Solution Approaches:

1. Brute Force

• Description:
  • For each element, iterate through the entire array and compute the product of all elements except the current one.
  • This approach checks all combinations, making it a simple but inefficient solution.
• Time Complexity: O(n²) – For each element in the array, we iterate through the rest of the array.
• Space Complexity: O(n) – We store the result in a separate array.

fun productExceptSelf(nums: IntArray): IntArray {
    val res = IntArray(nums.size)
    for(i in nums.indices) {
        var prod = 1
        for(j in nums.indices) {
            if(i != j) prod *= nums[j]
        }
        res[i] = prod
    }
    return res
}

Explanation: For each index i, the algorithm multiplies all elements in nums except nums[i]. This requires nested loops, resulting in O(n²) time complexity.

2. Using Division

• Description:
  • First, calculate the product of all elements in the array. Then, for each element at index i, divide the total product by nums[i].
  • Although not allowed by the problem’s constraints, this solution is included for understanding.
• Time Complexity: O(n) – Two passes through the array (one to compute the product, one to divide).
• Space Complexity: O(n) – The result array.

fun productExceptSelf(nums: IntArray): IntArray {
    val totalProduct = nums.fold(1) { prod, num -> prod * num }
    val res = IntArray(nums.size)

    for (i in nums.indices) {
        res[i] = totalProduct / nums[i]
    }

    return res
}

Explanation: Calculate the total product of the array, then divide by each element to get the result. This approach has O(n) time complexity but uses division, which violates the problem constraints.

3. Two Arrays Products

• Description:
  • Create separate arrays for left and right products.
  • Combine them to get the final result.
• Time Complexity: O(n) – Three passes through the array.
• Space Complexity: O(n) – Three arrays used.

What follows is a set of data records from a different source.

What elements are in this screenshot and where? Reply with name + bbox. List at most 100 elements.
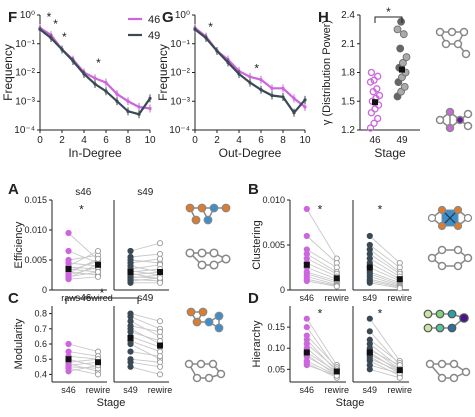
data-point-49 (93, 82, 97, 86)
pair-line (130, 313, 161, 322)
x-tick-label: s46 (300, 385, 315, 395)
y-tick-label: 10⁻² (15, 68, 35, 79)
group-title: s49 (137, 187, 154, 198)
y-tick-label: 0 (280, 285, 285, 295)
pair-line (369, 343, 401, 368)
x-tick-label: s49 (123, 385, 138, 395)
pair-line (130, 325, 161, 333)
pair-line (369, 282, 400, 289)
panel-letter-A: A (8, 181, 19, 198)
mean-marker-raw (366, 349, 373, 356)
mean-marker-rewired (95, 261, 102, 268)
x-tick-label: s49 (363, 293, 378, 303)
data-point-rewired (94, 255, 102, 262)
mean-marker-raw (65, 266, 72, 272)
pair-line (369, 364, 400, 374)
pair-line (369, 271, 400, 284)
data-point-46 (367, 109, 376, 117)
data-point-rewired (396, 285, 403, 292)
pair-line (369, 276, 400, 286)
data-point-49 (270, 93, 274, 98)
data-point-46 (374, 114, 382, 123)
data-point-raw (303, 315, 310, 322)
mean-marker-rewired (333, 368, 340, 375)
data-point-46 (303, 105, 307, 109)
pair-line (130, 271, 161, 276)
pair-line (68, 361, 99, 366)
pair-line (306, 262, 337, 277)
mean-marker-rewired (396, 276, 403, 283)
pair-line (68, 351, 99, 357)
x-tick-label: 8 (125, 135, 131, 146)
y-tick-label: 10⁻¹ (15, 39, 35, 50)
pair-line (369, 339, 401, 364)
panel-letter-F: F (8, 9, 17, 26)
data-point-46 (370, 119, 378, 127)
x-tick-label: s46 (61, 385, 76, 395)
y-tick-label: 2.4 (341, 10, 355, 21)
pair-line (306, 364, 337, 377)
pair-line (369, 235, 401, 264)
y-tick-label: 0.7 (34, 324, 47, 334)
mean-marker-raw (127, 334, 134, 341)
data-point-raw (65, 229, 72, 237)
data-point-49 (60, 47, 64, 52)
data-point-raw (65, 276, 72, 283)
y-tick-label: 0.5 (34, 354, 47, 364)
data-point-46 (115, 92, 119, 96)
panel-letter-C: C (8, 290, 19, 307)
pair-line (306, 267, 337, 280)
data-point-rewired (156, 318, 164, 325)
data-point-rewired (156, 328, 164, 335)
data-point-49 (399, 30, 408, 39)
network-diagram-D-colored (423, 309, 469, 333)
pair-line (306, 249, 338, 268)
data-point-raw (303, 277, 310, 285)
x-axis-label: Stage (336, 397, 365, 409)
pair-line (306, 335, 338, 368)
data-point-49 (226, 60, 230, 65)
pair-line (306, 208, 338, 259)
significance-bracket (374, 16, 403, 23)
data-point-rewired (333, 283, 340, 290)
y-tick-label: 1.5 (341, 96, 355, 107)
data-point-49 (148, 96, 152, 100)
data-point-raw (366, 315, 373, 322)
x-tick-label: 6 (258, 135, 264, 146)
pair-line (369, 318, 401, 362)
significance-star: * (208, 20, 213, 34)
data-point-49 (281, 95, 285, 99)
x-tick-label: s49 (363, 385, 378, 395)
pair-line (306, 276, 337, 286)
group-title: s49 (137, 293, 154, 304)
mean-marker-rewired (396, 367, 403, 374)
pair-line (130, 351, 161, 357)
pair-line (68, 355, 99, 360)
pair-line (306, 258, 338, 275)
data-point-46 (366, 78, 375, 86)
group-title: s46 (75, 187, 92, 198)
network-diagram-H-bottom (435, 107, 473, 133)
y-tick-label: 0.6 (34, 339, 47, 349)
y-tick-label: 0.015 (24, 195, 47, 205)
data-point-46 (270, 86, 274, 90)
y-tick-label: 1.2 (341, 125, 355, 136)
pair-line (369, 258, 401, 277)
data-point-raw (303, 324, 310, 331)
data-point-49 (38, 27, 42, 31)
pair-line (130, 331, 161, 342)
panel-letter-H: H (318, 9, 329, 26)
series-line-49 (194, 28, 306, 115)
data-point-46 (259, 78, 263, 82)
data-point-46 (370, 76, 378, 84)
pair-line (369, 349, 400, 366)
data-point-49 (49, 36, 53, 40)
mean-marker-raw (303, 349, 310, 356)
significance-star: * (53, 17, 58, 31)
y-tick-label: 10⁰ (175, 10, 190, 21)
data-point-raw (303, 362, 310, 369)
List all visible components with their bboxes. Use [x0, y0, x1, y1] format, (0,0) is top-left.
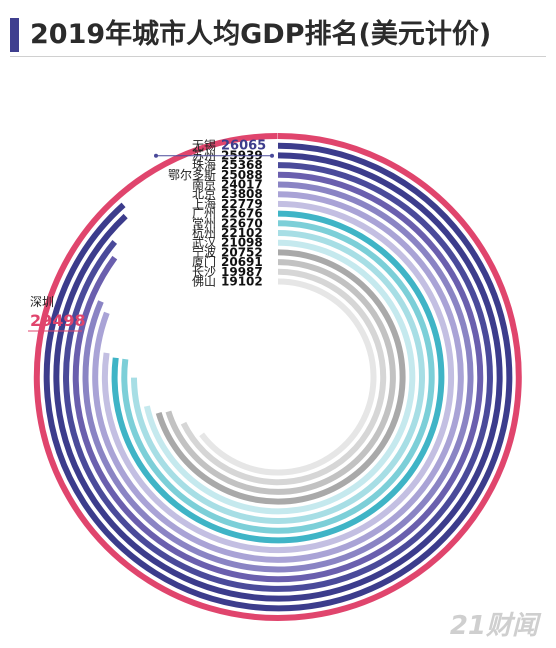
value-label: 25088 — [221, 168, 263, 182]
arc-南京 — [82, 181, 474, 573]
city-label: 北京 — [192, 187, 216, 201]
arc-宁波 — [155, 249, 406, 505]
arc-杭州 — [131, 230, 425, 524]
city-label: 厦门 — [192, 254, 216, 269]
arc-无锡 — [43, 142, 513, 612]
city-label: 南京 — [192, 177, 216, 192]
title-accent-bar — [10, 18, 19, 52]
title-divider — [10, 56, 546, 57]
arc-深圳 — [33, 133, 522, 621]
city-label: 广州 — [192, 207, 216, 221]
value-label: 20691 — [221, 255, 263, 269]
leader-dot — [270, 153, 274, 158]
watermark-logo: 21财闻 — [449, 611, 538, 641]
value-label: 22676 — [221, 207, 263, 221]
city-label: 佛山 — [192, 275, 216, 289]
arc-长沙 — [180, 268, 387, 486]
arc-北京 — [92, 191, 464, 563]
value-label: 21098 — [221, 236, 263, 250]
arc-上海 — [101, 200, 455, 554]
arc-佛山 — [199, 278, 377, 476]
value-label: 26065 — [221, 139, 266, 154]
city-label: 杭州 — [192, 225, 216, 240]
city-label: 鄂尔多斯 — [168, 167, 216, 182]
arc-常州 — [121, 220, 435, 534]
arc-苏州 — [53, 152, 503, 602]
city-label: 珠海 — [192, 157, 216, 172]
city-label: 武汉 — [192, 236, 216, 250]
value-label: 19102 — [221, 275, 263, 289]
value-label-shenzhen: 29498 — [30, 311, 86, 330]
arc-武汉 — [143, 239, 416, 515]
city-label: 上海 — [192, 196, 216, 211]
city-label: 常州 — [192, 216, 216, 230]
page-title: 2019年城市人均GDP排名(美元计价) — [30, 19, 492, 50]
arc-厦门 — [165, 259, 396, 495]
title-bar: 2019年城市人均GDP排名(美元计价) — [0, 14, 556, 56]
value-label: 20752 — [221, 245, 263, 259]
value-label: 23808 — [221, 187, 263, 201]
arc-鄂尔多斯 — [72, 171, 484, 583]
leader-dot — [154, 153, 158, 158]
arc-珠海 — [63, 162, 493, 592]
value-label: 22670 — [221, 216, 263, 230]
value-label: 22779 — [221, 197, 263, 211]
arc-广州 — [111, 210, 445, 544]
city-label: 无锡 — [192, 138, 216, 153]
value-label: 22102 — [221, 226, 263, 240]
value-label: 19987 — [221, 265, 263, 279]
city-label: 长沙 — [192, 265, 216, 279]
city-label: 宁波 — [192, 244, 216, 259]
city-label-shenzhen: 深圳 — [30, 295, 54, 309]
value-label: 24017 — [221, 178, 263, 192]
value-label: 25368 — [221, 158, 263, 172]
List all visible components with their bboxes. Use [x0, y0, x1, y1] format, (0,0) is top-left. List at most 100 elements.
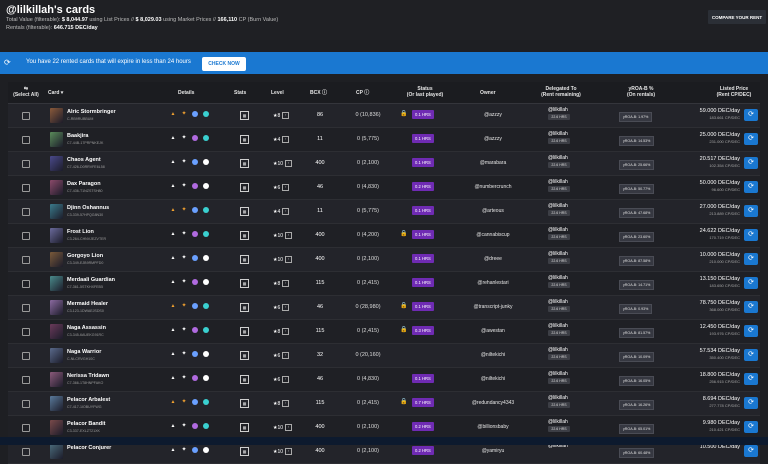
- refresh-listing-button[interactable]: ⟳: [744, 349, 758, 361]
- card-owner[interactable]: @niltekichi: [480, 376, 506, 382]
- card-owner[interactable]: @billionsbaby: [477, 424, 509, 430]
- level-info-icon[interactable]: ↑: [282, 136, 290, 143]
- card-owner[interactable]: @awestan: [481, 328, 505, 334]
- table-row[interactable]: Nerissa Tridawn C7-366-1T8HNPFAKO ▲ ✦ ▦ ★6 ↑ 46…: [8, 368, 760, 392]
- stats-icon[interactable]: ▦: [240, 159, 249, 168]
- card-name[interactable]: Baakjira: [67, 133, 89, 139]
- row-checkbox[interactable]: [22, 424, 30, 432]
- stats-icon[interactable]: ▦: [240, 111, 249, 120]
- card-name[interactable]: Pelacor Bandit: [67, 421, 106, 427]
- yroa-column-header[interactable]: yROA-B % (On rentals): [626, 86, 656, 98]
- card-name[interactable]: Alric Stormbringer: [67, 109, 116, 115]
- refresh-listing-button[interactable]: ⟳: [744, 253, 758, 265]
- card-owner[interactable]: @rehanlestari: [477, 280, 509, 286]
- card-name[interactable]: Gorgoyo Lion: [67, 253, 104, 259]
- row-checkbox[interactable]: [22, 208, 30, 216]
- check-now-button[interactable]: CHECK NOW: [202, 57, 246, 71]
- card-name[interactable]: Merdaali Guardian: [67, 277, 115, 283]
- level-info-icon[interactable]: ↑: [285, 256, 293, 263]
- level-info-icon[interactable]: ↑: [282, 280, 290, 287]
- card-owner[interactable]: @azzzy: [484, 112, 502, 118]
- table-row[interactable]: Frost Lion C3-264-CHNVJEZVTER ▲ ✦ ▦ ★10 ↑ 400 0 …: [8, 224, 760, 248]
- level-info-icon[interactable]: ↑: [285, 424, 293, 431]
- refresh-listing-button[interactable]: ⟳: [744, 133, 758, 145]
- refresh-listing-button[interactable]: ⟳: [744, 373, 758, 385]
- table-row[interactable]: Naga Warrior C-NLCRVGH10C ▲ ✦ ▦ ★6 ↑ 32 0 (20,16…: [8, 344, 760, 368]
- compare-rent-button[interactable]: COMPARE YOUR RENT: [708, 10, 766, 24]
- card-name[interactable]: Naga Assassin: [67, 325, 106, 331]
- stats-icon[interactable]: ▦: [240, 231, 249, 240]
- row-checkbox[interactable]: [22, 232, 30, 240]
- card-name[interactable]: Pelacor Arbalest: [67, 397, 111, 403]
- level-info-icon[interactable]: ↑: [282, 112, 290, 119]
- row-checkbox[interactable]: [22, 352, 30, 360]
- row-checkbox[interactable]: [22, 304, 30, 312]
- refresh-listing-button[interactable]: ⟳: [744, 277, 758, 289]
- table-row[interactable]: Djinn Oshannus C3-339-57HPQG8N30 ▲ ✦ ▦ ★4 ↑ 11 0…: [8, 200, 760, 224]
- stats-icon[interactable]: ▦: [240, 135, 249, 144]
- refresh-listing-button[interactable]: ⟳: [744, 229, 758, 241]
- level-info-icon[interactable]: ↑: [285, 232, 293, 239]
- card-owner[interactable]: @dreee: [484, 256, 502, 262]
- row-checkbox[interactable]: [22, 400, 30, 408]
- refresh-listing-button[interactable]: ⟳: [744, 181, 758, 193]
- card-name[interactable]: Pelacor Conjurer: [67, 445, 112, 451]
- table-row[interactable]: Naga Assassin C3-345-6AUEKG91RC ▲ ✦ ▦ ★8 ↑ 115 0…: [8, 320, 760, 344]
- refresh-listing-button[interactable]: ⟳: [744, 205, 758, 217]
- row-checkbox[interactable]: [22, 112, 30, 120]
- card-owner[interactable]: @marabara: [479, 160, 507, 166]
- stats-icon[interactable]: ▦: [240, 255, 249, 264]
- table-row[interactable]: Pelacor Arbalest C7-417-1IOBUYFWG ▲ ✦ ▦ ★8 ↑ 11…: [8, 392, 760, 416]
- row-checkbox[interactable]: [22, 280, 30, 288]
- table-row[interactable]: Mermaid Healer C3-123-1DWAEJSDS0 ▲ ✦ ▦ ★6 ↑ 46 0…: [8, 296, 760, 320]
- card-owner[interactable]: @redundancy4343: [471, 400, 515, 406]
- level-info-icon[interactable]: ↑: [282, 352, 290, 359]
- table-row[interactable]: Pelacor Bandit C3-337-EXLZT21XK ▲ ✦ ▦ ★10 ↑ 400…: [8, 416, 760, 440]
- table-row[interactable]: Baakjira C7-44B-17PRPNKEJK ▲ ✦ ▦ ★4 ↑ 11 0 (5,77…: [8, 128, 760, 152]
- stats-icon[interactable]: ▦: [240, 423, 249, 432]
- level-info-icon[interactable]: ↑: [282, 208, 290, 215]
- row-checkbox[interactable]: [22, 448, 30, 456]
- row-checkbox[interactable]: [22, 184, 30, 192]
- stats-icon[interactable]: ▦: [240, 399, 249, 408]
- delegated-column-header[interactable]: Delegated To (Rent remaining): [541, 86, 581, 98]
- refresh-listing-button[interactable]: ⟳: [744, 445, 758, 457]
- card-owner[interactable]: @numbercrunch: [474, 184, 512, 190]
- row-checkbox[interactable]: [22, 136, 30, 144]
- select-all-header[interactable]: ⇆ (Select All): [13, 86, 39, 98]
- listed-price-column-header[interactable]: Listed Price (Rent CP/DEC): [716, 86, 752, 98]
- level-info-icon[interactable]: ↑: [285, 160, 293, 167]
- refresh-listing-button[interactable]: ⟳: [744, 157, 758, 169]
- owner-column-header[interactable]: Owner: [480, 90, 496, 96]
- table-row[interactable]: Dax Paragon C7-436-T1NZSTSH80 ▲ ✦ ▦ ★6 ↑ 46 0 (4…: [8, 176, 760, 200]
- card-owner[interactable]: @yamiryu: [481, 448, 505, 454]
- refresh-listing-button[interactable]: ⟳: [744, 109, 758, 121]
- card-name[interactable]: Nerissa Tridawn: [67, 373, 110, 379]
- card-owner[interactable]: @cannabiscup: [476, 232, 510, 238]
- card-name[interactable]: Mermaid Healer: [67, 301, 108, 307]
- status-column-header[interactable]: Status (Or last played): [406, 86, 444, 98]
- table-row[interactable]: Chaos Agent C7-426-D0RRVFE6L58 ▲ ✦ ▦ ★10 ↑ 400 0…: [8, 152, 760, 176]
- table-row[interactable]: Merdaali Guardian C7-361-5STKHXFEB5 ▲ ✦ ▦ ★8 ↑…: [8, 272, 760, 296]
- refresh-listing-button[interactable]: ⟳: [744, 421, 758, 433]
- level-column-header[interactable]: Level: [271, 90, 284, 96]
- card-name[interactable]: Chaos Agent: [67, 157, 101, 163]
- card-owner[interactable]: @transcript-junky: [473, 304, 513, 310]
- table-row[interactable]: Alric Stormbringer C-RB9RUBBUM ▲ ✦ ▦ ★8 ↑ 86 0 (…: [8, 104, 760, 128]
- level-info-icon[interactable]: ↑: [282, 328, 290, 335]
- card-name[interactable]: Naga Warrior: [67, 349, 102, 355]
- stats-icon[interactable]: ▦: [240, 327, 249, 336]
- stats-icon[interactable]: ▦: [240, 303, 249, 312]
- level-info-icon[interactable]: ↑: [282, 304, 290, 311]
- stats-icon[interactable]: ▦: [240, 447, 249, 456]
- card-column-header[interactable]: Card ▾: [48, 90, 64, 96]
- table-row[interactable]: Gorgoyo Lion C3-349-EJB9RMPFD0 ▲ ✦ ▦ ★10 ↑ 400 0…: [8, 248, 760, 272]
- level-info-icon[interactable]: ↑: [282, 376, 290, 383]
- card-name[interactable]: Dax Paragon: [67, 181, 101, 187]
- level-info-icon[interactable]: ↑: [282, 400, 290, 407]
- card-name[interactable]: Frost Lion: [67, 229, 94, 235]
- row-checkbox[interactable]: [22, 328, 30, 336]
- card-name[interactable]: Djinn Oshannus: [67, 205, 110, 211]
- refresh-listing-button[interactable]: ⟳: [744, 325, 758, 337]
- card-owner[interactable]: @azzzy: [484, 136, 502, 142]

fun productExceptSelf(nums: IntArray): IntArray {
    val n = nums.size
    val leftProducts = IntArray(n) { 1 }
    val rightProducts = IntArray(n) { 1 }
    val result = IntArray(n)
    
    for (i in 1 until n) {
        leftProducts[i] = leftProducts[i-1] * nums[i-1]
    }
    
    for (i in n-2 downTo 0) {
        rightProducts[i] = rightProducts[i+1] * nums[i+1]
    }
    
    for (i in nums.indices) {
        result[i] = leftProducts[i] * rightProducts[i]
    }
    
    return result
}

Explanation: Uses two arrays to store products from both directions, then combines them to get the final result without using division.

4. Space-Optimized Products

• Description:
  • Optimize the previous approach by using only the output array.
  • Calculate products in-place using two passes.
• Time Complexity: O(n) – Two passes through the array.
• Space Complexity: O(1) – Only the output array used.

fun productExceptSelf(nums: IntArray): IntArray {
    val res = IntArray(nums.size)

    var prefix = 1
    for (i in 0 until nums.size) {
        res[i] = prefix
        prefix *= nums[i]
    }

    var postfix = 1
    for (i in nums.size - 1 downTo 0) {
        res[i] *= postfix
        postfix *= nums[i]
    }

    return res
}

Explanation: Uses the result array to store intermediate products and combines them in-place, achieving optimal space complexity.

Complexity Comparison:

Approach	Time Complexity	Space Complexity
Brute Force	O(n²)	O(n)
Division	O(n)	O(n)
Two Arrays Products	O(n)	O(n)
Space-Optimized Products	O(n)	O(1)

Conclusion:

The space-optimized products approach provides the optimal solution with O(n) time complexity and O(1) space complexity while meeting all problem constraints.